The problem I’m having
I created a model that unloads data from Snowflake to S3 and saves the unload times in an incremental model. It works just fine, however, I would like to take it to the next level and make it production-ready. I would be happy to do it using solely the Snowflake <> dbt eco-system but I’m not sure how to do it, therefore, I’m seeking some advice.
The context of why I’m trying to do this
As mentioned above, the objective is to store incremental records of successful unloads only.

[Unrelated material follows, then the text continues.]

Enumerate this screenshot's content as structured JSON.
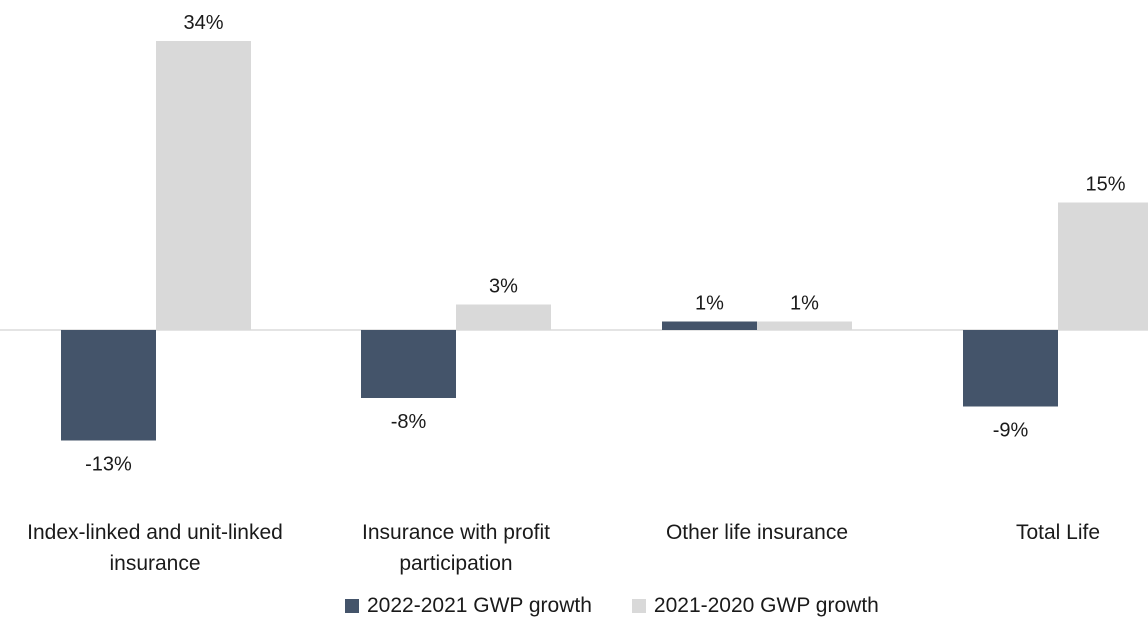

I already got the model up and running, however, I would like to make it work as an “atomic unit”, which means, that if any part of the process fails, the entire procedure should halt without leaving any trace.
Here is what I have so far:
{{ config(
materialized='incremental',
pre_hook = "copy into @SOME_STAGE/path/ from (select * from {{ ref('my_source_model') }}"
) }}
select max(ts) as unload_ts from {{ ref('my_source_model') }}
where 1=1
{% if is_incremental() %}
and ts > (select max(ts) from {{ this }})
{% endif %}
(tz is the timestamp I’m basing the incremental upon and it’s the only column I would like to store in my new model)
As you can see, the model unloads data to an S3 bucket using a pre-hook
that runs a Snowflake COPY INTO
command.
The basic scenarios I would like to resolve:
- Suppose a Snowflake
copy into
s3://bucket/path
query is initiated using apre-hook
, but it fails. How can I prevent the model incremental build from continuing? - Suppose the pre-hook runs a Snowflake
copy into
s3://bucket/path
query successfully, but the actual incremental model build fails. How can I prevent the file from being stored in S3?
What I’ve already tried
I found this section, but I’m not really sure how to use it for my needs as for example in case 2 (mentioned above) I need to actually clean up the file(s) that the pre-hook
wrote to S3.
To sum-up
I would genuinely appreciate ideas for achieving the objective mentioned above and solving the scenarios I presented. Thank you in advance for your time and expertise.